Agora que esses objectos passaram a fazer parte da mobília - e, nalguns casos, a ser a mobília - deixaram de ser tema de conversa, a não ser na banca de legumes da Tia Maria: "As velhas também sabem fazer as coisas bem feitas: isto está que é uma categoria", diz ao P2, com o dedo a apontar para as Caixas de Leitura empilhadas no chão do Largo Padre Américo. Colecciona-as mas não é para ler: são "muito jeitosas" para expor os molhos de grelos, as pencas, os figos e os sacos de feijão e de couve galega que tem para vender.
Uma obra difícil
É um bocado esse o espírito em Penafiel: toda a gente sabe quem é Urbano Tavares Rodrigues ("É um grande escritor - ele e a família porque isto já é hereditário -, uma pessoa importante e lutadora. Parece que passou muito", diz o taxista Rui Ribeiro, que já teve tempo de ler todos os placards do Labirinto instalado mesmo em frente à Câmara Municipal porque está de serviço na praça de táxis das 7h às 21h) mas poucas pessoas sabem como são os livros dele. A Papelaria Globo não os vende (está na montra mas não está nas prateleiras), nem tem havido clientes a perguntar por eles.

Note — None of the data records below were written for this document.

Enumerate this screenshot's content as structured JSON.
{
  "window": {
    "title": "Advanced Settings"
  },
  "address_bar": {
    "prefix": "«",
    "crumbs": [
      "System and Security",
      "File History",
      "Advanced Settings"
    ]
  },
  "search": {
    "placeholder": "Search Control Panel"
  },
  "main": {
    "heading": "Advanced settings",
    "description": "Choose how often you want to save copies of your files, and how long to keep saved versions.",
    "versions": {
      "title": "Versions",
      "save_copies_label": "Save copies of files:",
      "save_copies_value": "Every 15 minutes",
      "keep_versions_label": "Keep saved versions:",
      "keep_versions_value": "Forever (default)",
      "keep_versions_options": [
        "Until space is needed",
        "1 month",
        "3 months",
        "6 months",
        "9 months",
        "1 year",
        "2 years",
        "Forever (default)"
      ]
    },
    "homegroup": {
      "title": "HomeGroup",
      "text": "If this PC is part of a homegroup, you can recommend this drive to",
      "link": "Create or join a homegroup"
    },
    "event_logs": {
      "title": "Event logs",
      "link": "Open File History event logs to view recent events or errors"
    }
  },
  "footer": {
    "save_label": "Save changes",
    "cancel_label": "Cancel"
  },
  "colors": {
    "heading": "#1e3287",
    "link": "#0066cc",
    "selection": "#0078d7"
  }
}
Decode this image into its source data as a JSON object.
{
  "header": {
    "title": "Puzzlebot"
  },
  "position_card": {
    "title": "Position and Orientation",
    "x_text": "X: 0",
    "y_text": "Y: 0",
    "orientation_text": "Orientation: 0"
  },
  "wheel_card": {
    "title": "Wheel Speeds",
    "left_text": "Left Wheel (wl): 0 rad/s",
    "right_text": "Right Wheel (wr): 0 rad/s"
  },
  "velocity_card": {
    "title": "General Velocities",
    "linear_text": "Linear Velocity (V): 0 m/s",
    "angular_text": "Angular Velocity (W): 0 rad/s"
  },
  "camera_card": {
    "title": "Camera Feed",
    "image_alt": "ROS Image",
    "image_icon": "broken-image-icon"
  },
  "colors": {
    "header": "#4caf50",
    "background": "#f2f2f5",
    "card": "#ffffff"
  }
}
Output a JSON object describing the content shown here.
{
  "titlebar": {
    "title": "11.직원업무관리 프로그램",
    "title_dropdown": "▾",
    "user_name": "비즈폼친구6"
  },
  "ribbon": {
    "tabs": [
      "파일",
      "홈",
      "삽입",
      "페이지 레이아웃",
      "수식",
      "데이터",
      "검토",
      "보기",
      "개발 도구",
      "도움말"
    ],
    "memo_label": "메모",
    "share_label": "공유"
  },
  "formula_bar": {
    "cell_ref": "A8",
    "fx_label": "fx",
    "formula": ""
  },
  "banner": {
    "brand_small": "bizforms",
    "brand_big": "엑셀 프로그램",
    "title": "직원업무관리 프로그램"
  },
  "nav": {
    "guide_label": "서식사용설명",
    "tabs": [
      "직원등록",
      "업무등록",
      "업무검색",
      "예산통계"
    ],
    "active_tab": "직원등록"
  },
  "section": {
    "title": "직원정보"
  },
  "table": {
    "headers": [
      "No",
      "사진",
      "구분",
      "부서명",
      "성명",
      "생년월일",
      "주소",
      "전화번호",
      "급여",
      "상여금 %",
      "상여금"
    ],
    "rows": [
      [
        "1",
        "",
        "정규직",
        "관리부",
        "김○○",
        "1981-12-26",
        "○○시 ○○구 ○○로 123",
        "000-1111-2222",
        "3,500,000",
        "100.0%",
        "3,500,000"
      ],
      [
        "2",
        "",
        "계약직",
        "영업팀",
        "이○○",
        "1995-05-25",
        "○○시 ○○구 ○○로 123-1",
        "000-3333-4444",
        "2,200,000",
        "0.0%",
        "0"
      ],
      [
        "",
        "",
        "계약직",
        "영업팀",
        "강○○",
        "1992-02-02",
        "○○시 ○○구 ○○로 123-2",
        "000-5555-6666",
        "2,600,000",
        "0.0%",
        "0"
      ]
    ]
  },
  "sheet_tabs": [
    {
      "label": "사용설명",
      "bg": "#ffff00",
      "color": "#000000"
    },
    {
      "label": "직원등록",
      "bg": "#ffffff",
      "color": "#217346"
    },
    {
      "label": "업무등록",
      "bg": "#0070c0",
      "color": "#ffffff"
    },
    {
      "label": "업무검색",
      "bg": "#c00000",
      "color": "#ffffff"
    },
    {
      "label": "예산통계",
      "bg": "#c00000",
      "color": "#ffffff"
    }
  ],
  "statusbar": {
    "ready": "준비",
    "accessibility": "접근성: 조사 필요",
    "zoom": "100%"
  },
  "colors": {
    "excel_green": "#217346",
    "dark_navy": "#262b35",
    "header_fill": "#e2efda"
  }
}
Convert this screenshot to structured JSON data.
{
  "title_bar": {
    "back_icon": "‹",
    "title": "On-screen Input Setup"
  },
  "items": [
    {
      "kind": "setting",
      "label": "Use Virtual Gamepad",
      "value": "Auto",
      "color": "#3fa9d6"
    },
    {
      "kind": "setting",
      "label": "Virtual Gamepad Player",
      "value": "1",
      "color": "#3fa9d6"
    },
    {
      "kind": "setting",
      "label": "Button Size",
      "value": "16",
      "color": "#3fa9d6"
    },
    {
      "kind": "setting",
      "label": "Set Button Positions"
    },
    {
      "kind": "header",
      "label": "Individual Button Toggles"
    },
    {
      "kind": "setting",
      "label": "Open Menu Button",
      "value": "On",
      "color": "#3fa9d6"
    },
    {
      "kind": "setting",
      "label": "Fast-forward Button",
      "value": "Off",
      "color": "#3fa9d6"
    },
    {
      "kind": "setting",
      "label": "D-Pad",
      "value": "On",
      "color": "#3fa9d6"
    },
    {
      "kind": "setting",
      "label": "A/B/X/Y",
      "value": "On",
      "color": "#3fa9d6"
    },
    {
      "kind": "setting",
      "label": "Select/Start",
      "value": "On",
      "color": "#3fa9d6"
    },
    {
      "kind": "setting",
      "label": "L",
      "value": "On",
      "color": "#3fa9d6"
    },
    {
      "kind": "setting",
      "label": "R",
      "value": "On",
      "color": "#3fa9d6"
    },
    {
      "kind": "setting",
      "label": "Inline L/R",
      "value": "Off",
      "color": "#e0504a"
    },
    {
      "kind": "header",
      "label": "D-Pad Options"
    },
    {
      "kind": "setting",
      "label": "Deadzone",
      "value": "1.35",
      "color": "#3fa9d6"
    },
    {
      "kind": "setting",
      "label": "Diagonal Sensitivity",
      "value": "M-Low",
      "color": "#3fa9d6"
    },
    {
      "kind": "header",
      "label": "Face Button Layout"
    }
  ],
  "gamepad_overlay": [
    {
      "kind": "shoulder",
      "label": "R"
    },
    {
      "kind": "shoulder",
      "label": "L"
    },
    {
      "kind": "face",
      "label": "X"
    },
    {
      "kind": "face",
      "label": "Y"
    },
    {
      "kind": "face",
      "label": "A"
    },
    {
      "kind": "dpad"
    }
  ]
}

"É uma obra muito difícil para quem tem a quarta classe", explica Agostinho de Jesus Leite. Ele tem a quarta classe: "Há muitos anos, se calhar uns 30, comecei a ler um livro dele, mas tinha que ter o dicionário na quina da banheira porque havia ali muitas palavras que não eram para mim. Tinha ali passagens que deus me livre, eram terríveis. Desisti. Para quem tem a quarta classe tem de ser mais Júlio Dinis, Camilo, esses mais provincianos". Não teve sorte com Urbano Tavares Rodrigues mas também não teve sorte com Os Maias: "Andei com o livro para aí meio ano e não assimilei nada, a não ser aquelas entradas muito frondosas", admite ao P2.
Dali do banco onde costuma passar as tardes debaixo de umas árvores que também são muito frondosas tem visto muita gente a ler a biografia do escritor e já percebeu que uns gostam mas "outros criticam porque é comuna". Também já se sentou no Banco de Leitura - um banco corrido ao longo do qual os leitores se vão deslocando, como se mudassem de página - para ler A Samarra: "O conto tem uma frase que termina em 'merda' e as pessoas comentam, sabe como é. Eu contra mim falo: Penafiel é terra de vinho verde, e as pessoas dissipam-se por outras coisas. Ler não é muito com elas".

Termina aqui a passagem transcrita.